The past few weeks, part of my writing schedule has involved revising the outline of my animated fantasy-comedy spec. It’s been fun to develop – having a previous draft to work with really helps. The action sequences, the story, the jokes and sight gags haven’t been too difficult, but I’ve been making more of an effort to build up the emotional aspect.
This isn’t to say I’ve never included that. It just hasn’t been as prevalent in the early stages of planning and plotting process.
It’s not enough to just show the stuff that’s happening, you need to show how it’s relevant to the characters. While the plot is about the external goal (what do they want?), there’s also the importance of establishing their internal goal (what do they need?).
Sometimes the internal and external goals work together, and sometimes a character will achieve one and not the other. There’s also the tried and true “they got what they wanted, but it wasn’t what they needed” (and vice versa). It all depends on how the writer wants to the story to go.
To help myself get a better grasp of this, I’ve been reading the scripts for and watching other animated films to see how they approach it. There has also been the occasional “read a few pages of the script, then watch how it plays out onscreen”.
*helpful tip – for prime examples of incorporating emotion into story, you can’t go wrong with well-made animated films. They do a fantastic job of setting everything up as fast and efficiently as possible. Sometimes singing is involved. And as it should be with live-action, each scene manages to include advancing the characters’ emotional arc as well as the story arc.
As more than a few readers have said to me, sometimes my writing is more about what we see onscreen and not as much about what’s happening to the characters on the inside. Hopefully that won’t be the case this time around. Since I’m still outlining the story, I try to include what the emotional impact is in each scene. Does the point of the scene affect the character(s) the way it’s supposed to?

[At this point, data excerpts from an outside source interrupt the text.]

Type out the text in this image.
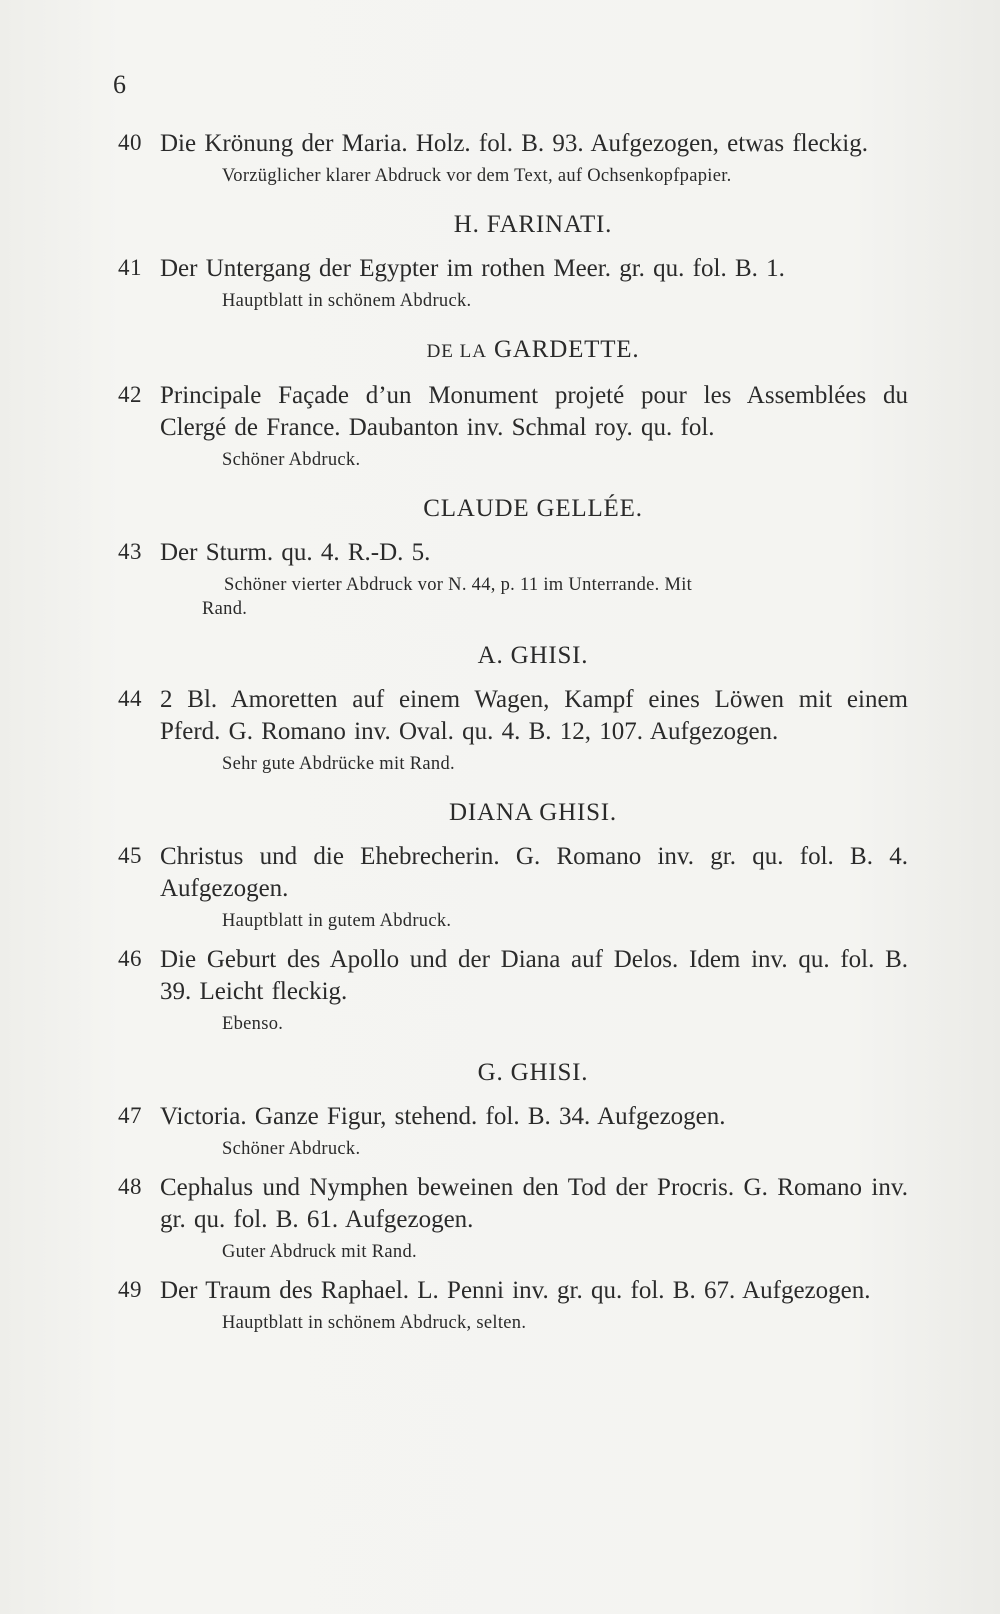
6
40 Die Krönung der Maria. Holz. fol. B. 93. Aufgezogen, etwas fleckig.
Vorzüglicher klarer Abdruck vor dem Text, auf Ochsenkopfpapier.
H. FARINATI.
41 Der Untergang der Egypter im rothen Meer. gr. qu. fol. B. 1.
Hauptblatt in schönem Abdruck.
DE LA GARDETTE.
42 Principale Façade d’un Monument projeté pour les Assemblées du Clergé de France. Daubanton inv. Schmal roy. qu. fol.
Schöner Abdruck.
CLAUDE GELLÉE.
43 Der Sturm. qu. 4. R.-D. 5.
Schöner vierter Abdruck vor N. 44, p. 11 im Unterrande. Mit
Rand.
A. GHISI.
44 2 Bl. Amoretten auf einem Wagen, Kampf eines Löwen mit einem Pferd. G. Romano inv. Oval. qu. 4. B. 12, 107. Aufgezogen.
Sehr gute Abdrücke mit Rand.
DIANA GHISI.
45 Christus und die Ehebrecherin. G. Romano inv. gr. qu. fol. B. 4. Aufgezogen.
Hauptblatt in gutem Abdruck.
46 Die Geburt des Apollo und der Diana auf Delos. Idem inv. qu. fol. B. 39. Leicht fleckig.
Ebenso.
G. GHISI.
47 Victoria. Ganze Figur, stehend. fol. B. 34. Aufgezogen.
Schöner Abdruck.
48 Cephalus und Nymphen beweinen den Tod der Procris. G. Romano inv. gr. qu. fol. B. 61. Aufgezogen.
Guter Abdruck mit Rand.
49 Der Traum des Raphael. L. Penni inv. gr. qu. fol. B. 67. Aufgezogen.
Hauptblatt in schönem Abdruck, selten.
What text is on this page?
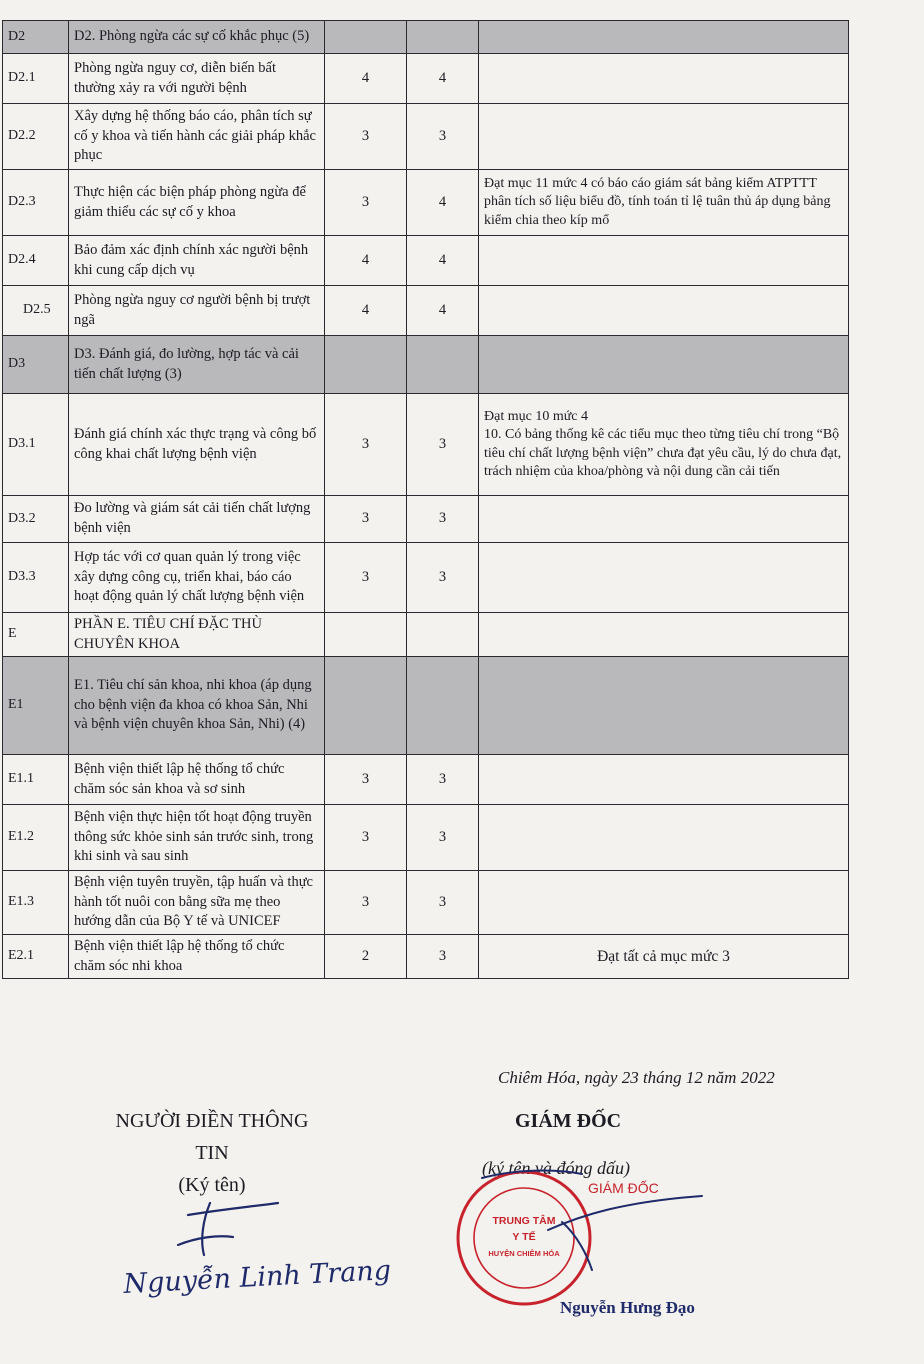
D2	D2. Phòng ngừa các sự cố khắc phục (5)			
D2.1	Phòng ngừa nguy cơ, diễn biến bất thường xảy ra với người bệnh	4	4	
D2.2	Xây dựng hệ thống báo cáo, phân tích sự cố y khoa và tiến hành các giải pháp khắc phục	3	3	
D2.3	Thực hiện các biện pháp phòng ngừa để giảm thiểu các sự cố y khoa	3	4	Đạt mục 11 mức 4 có báo cáo giám sát bảng kiểm ATPTTT phân tích số liệu biểu đồ, tính toán tỉ lệ tuân thủ áp dụng bảng kiểm chia theo kíp mổ
D2.4	Bảo đảm xác định chính xác người bệnh khi cung cấp dịch vụ	4	4	
D2.5	Phòng ngừa nguy cơ người bệnh bị trượt ngã	4	4	
D3	D3. Đánh giá, đo lường, hợp tác và cải tiến chất lượng (3)			
D3.1	Đánh giá chính xác thực trạng và công bố công khai chất lượng bệnh viện	3	3	Đạt mục 10 mức 4
10. Có bảng thống kê các tiểu mục theo từng tiêu chí trong “Bộ tiêu chí chất lượng bệnh viện” chưa đạt yêu cầu, lý do chưa đạt, trách nhiệm của khoa/phòng và nội dung cần cải tiến
D3.2	Đo lường và giám sát cải tiến chất lượng bệnh viện	3	3	
D3.3	Hợp tác với cơ quan quản lý trong việc xây dựng công cụ, triển khai, báo cáo hoạt động quản lý chất lượng bệnh viện	3	3	
E	PHẦN E. TIÊU CHÍ ĐẶC THÙ CHUYÊN KHOA			
E1	E1. Tiêu chí sản khoa, nhi khoa (áp dụng cho bệnh viện đa khoa có khoa Sản, Nhi và bệnh viện chuyên khoa Sản, Nhi) (4)			
E1.1	Bệnh viện thiết lập hệ thống tổ chức chăm sóc sản khoa và sơ sinh	3	3	
E1.2	Bệnh viện thực hiện tốt hoạt động truyền thông sức khỏe sinh sản trước sinh, trong khi sinh và sau sinh	3	3	
E1.3	Bệnh viện tuyên truyền, tập huấn và thực hành tốt nuôi con bằng sữa mẹ theo hướng dẫn của Bộ Y tế và UNICEF	3	3	
E2.1	Bệnh viện thiết lập hệ thống tổ chức chăm sóc nhi khoa	2	3	Đạt tất cả mục mức 3
Chiêm Hóa, ngày 23 tháng 12 năm 2022
NGƯỜI ĐIỀN THÔNG
TIN
(Ký tên)
GIÁM ĐỐC
(ký tên và đóng dấu)
Nguyễn Linh Trang
TRUNG TÂM
Y TẾ
HUYỆN CHIÊM HÓA
GIÁM ĐỐC
Nguyễn Hưng Đạo
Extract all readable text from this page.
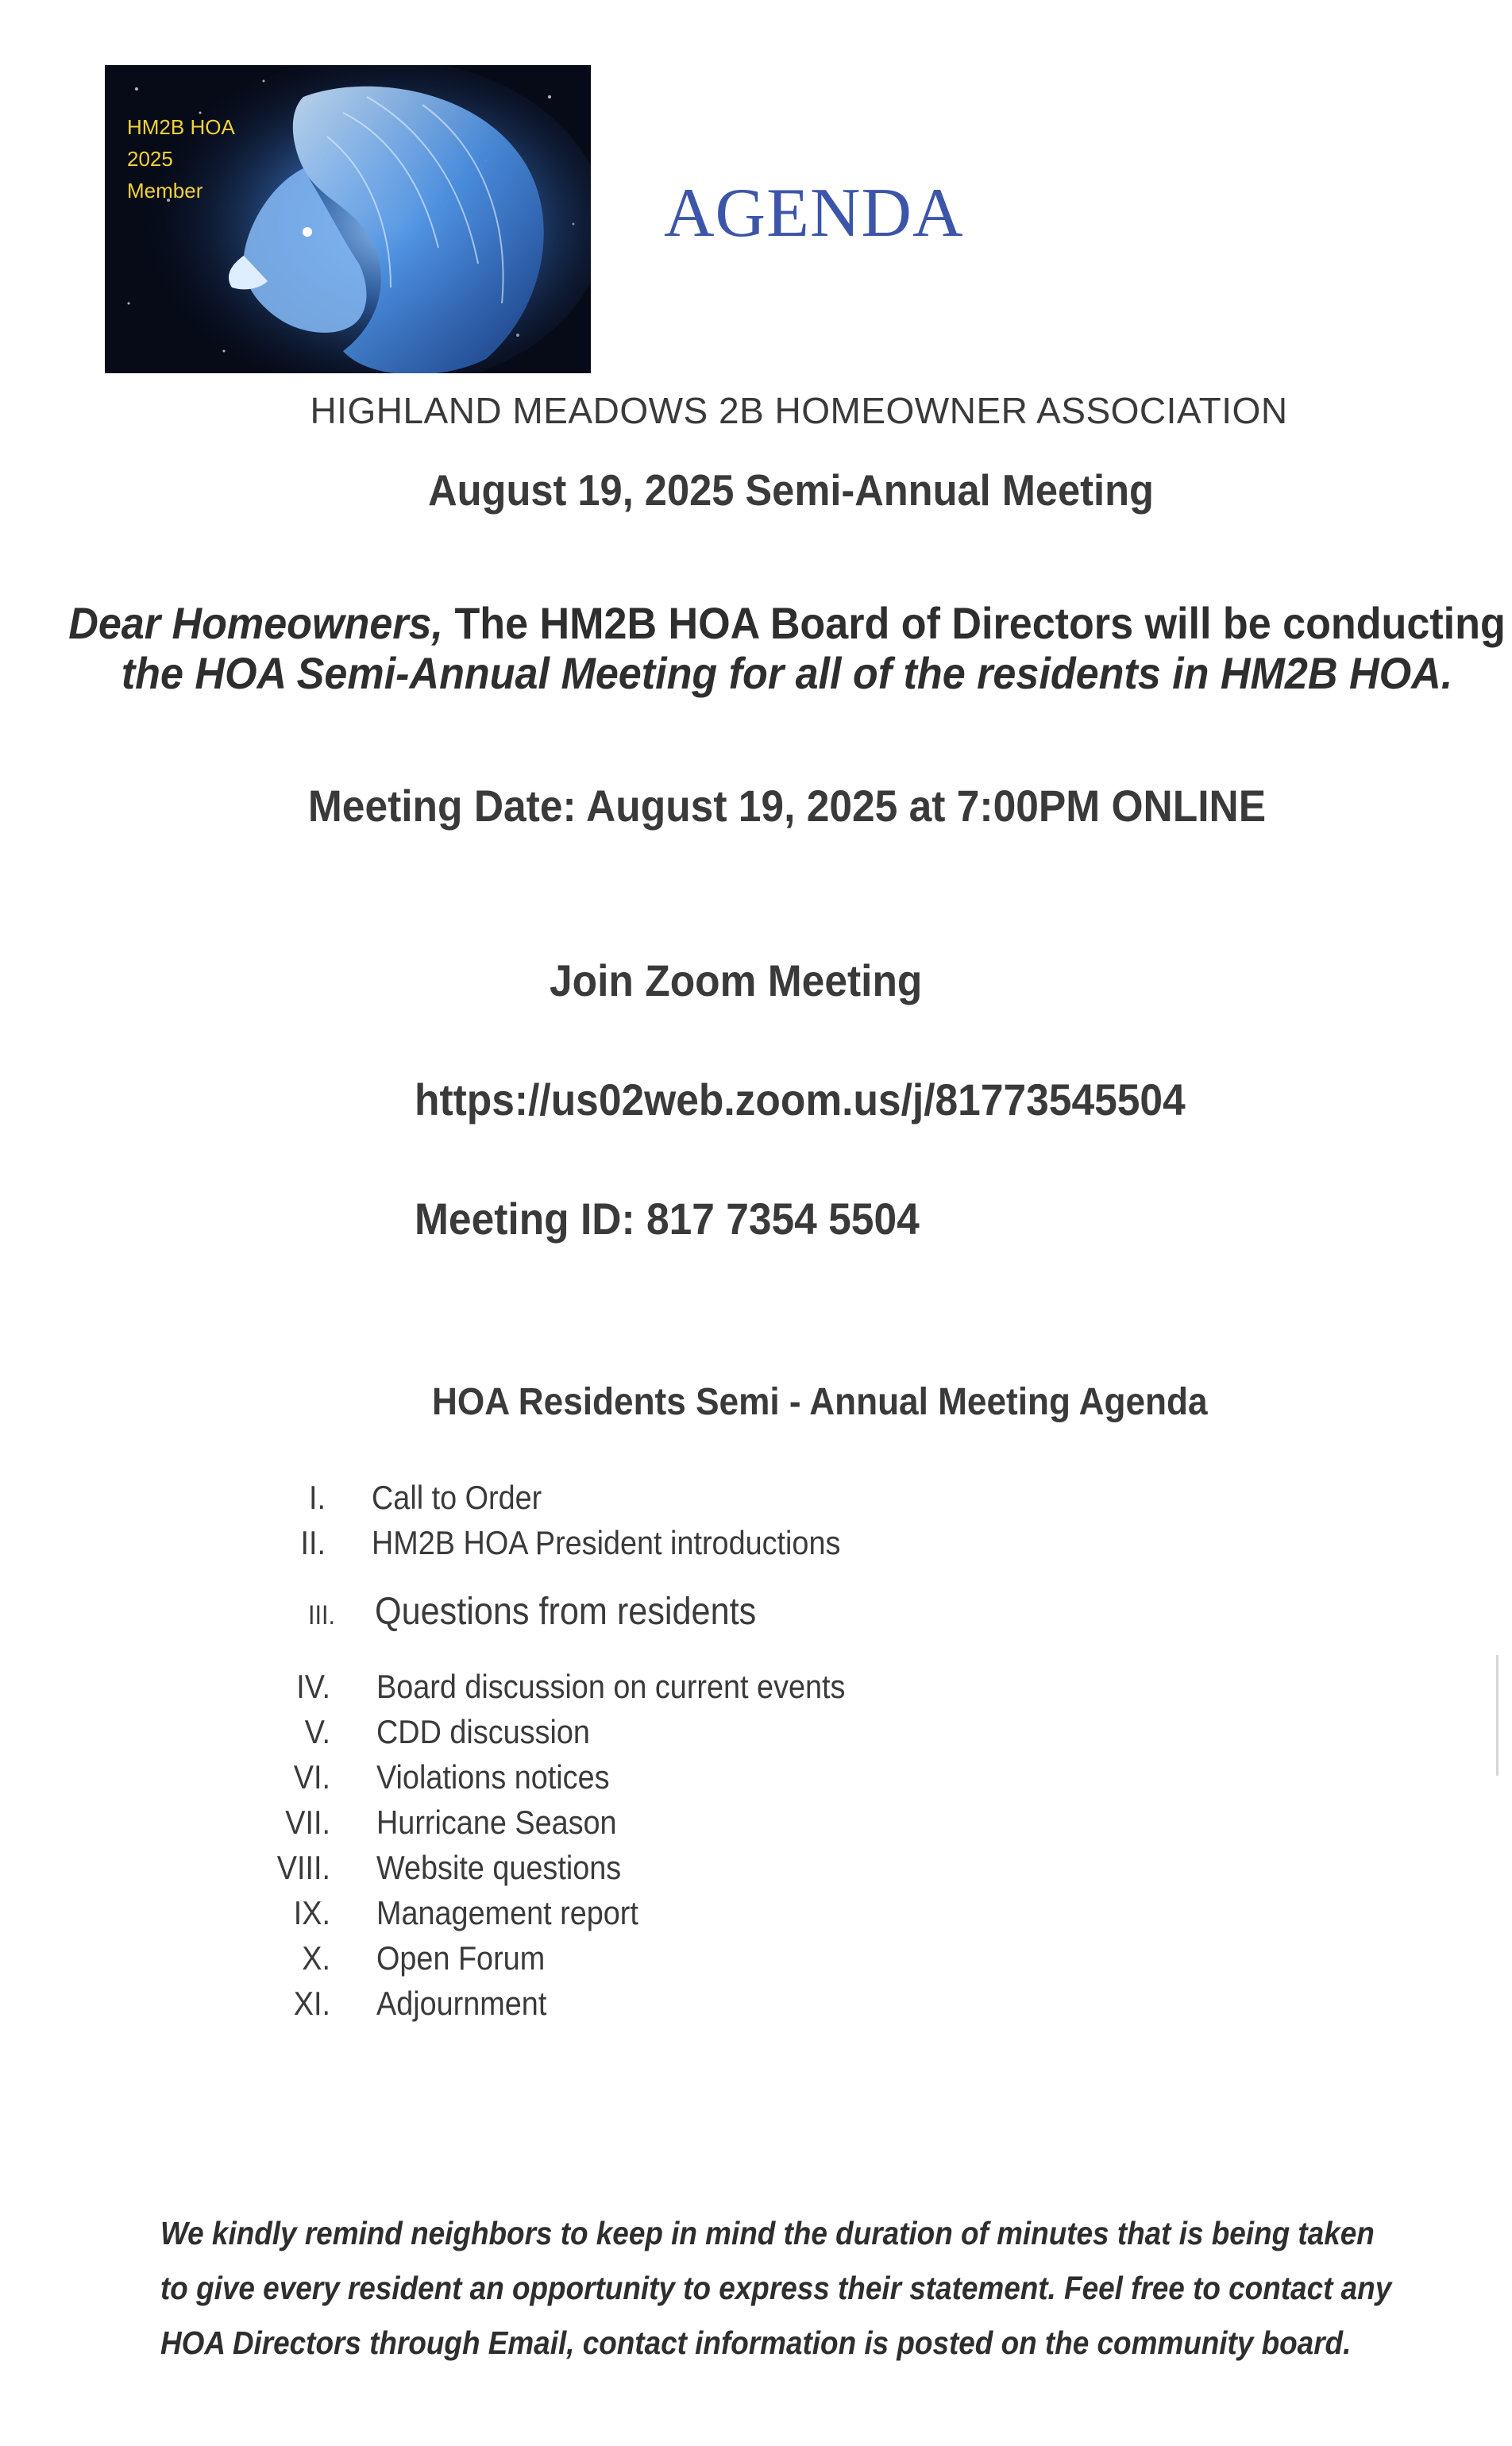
HM2B HOA
2025
Member	AGENDA
HIGHLAND MEADOWS 2B HOMEOWNER ASSOCIATION
August 19, 2025 Semi-Annual Meeting
Dear Homeowners, The HM2B HOA Board of Directors will be conducting
the HOA Semi-Annual Meeting for all of the residents in HM2B HOA.
Meeting Date: August 19, 2025 at 7:00PM ONLINE
Join Zoom Meeting
https://us02web.zoom.us/j/81773545504
Meeting ID: 817 7354 5504
HOA Residents Semi - Annual Meeting Agenda
I. Call to Order
II. HM2B HOA President introductions
III. Questions from residents
IV. Board discussion on current events
V. CDD discussion
VI. Violations notices
VII. Hurricane Season
VIII. Website questions
IX. Management report
X. Open Forum
XI. Adjournment
We kindly remind neighbors to keep in mind the duration of minutes that is being taken
to give every resident an opportunity to express their statement. Feel free to contact any
HOA Directors through Email, contact information is posted on the community board.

At first, this was pretty challenging, but watching how other films accomplished it, it wasn’t as daunting as I initially thought, plus the more I think about it and plan for it, it’s not as bad as I thought. It’s helping with the overall development because I’m taking that sort of detail into consideration as part of the initial planning stages, as opposed to trying to work it in later, along with avoiding a few unnecessary rewrites.
Since this is a slightly different approach for me, I’m sure it’ll be chock-full of trial and error along the way, but am fairly confident it’ll yield the results I’m hoping for.
I hadn’t realized it had been quite a while since I’ve written about how my writing has been going, mostly because there hasn’t been as much of it as I was hoping, and what there has has been proving to be a bit of a challenge. Therefore…
The past few months have been me working on rewriting/overhauling the fantasy-comedy I wrote last year. For some reason, it just wasn’t clicking for me, hence the lengthy break.
So when I decided the time was right to dive back in, I really had to figure out what the problem was.
I still loved the concept, and a lot of what I’d already written, but something still seemed off. So I went to my tried-and-true practice of “take a step back for a closer look”.
What was it I liked about the story? Did the way it played out seem like the best way to tell it? What could be done differently, yet still yield the same results (or something even better)?
When I was first putting the story together, I must have gone through at least half a dozen different ways to start it. Each one had it’s own pros and cons. I don’t strictly adhere to “this plot point HAS to happen on THIS PAGE”, but I do what I can to stay in the neighborhood.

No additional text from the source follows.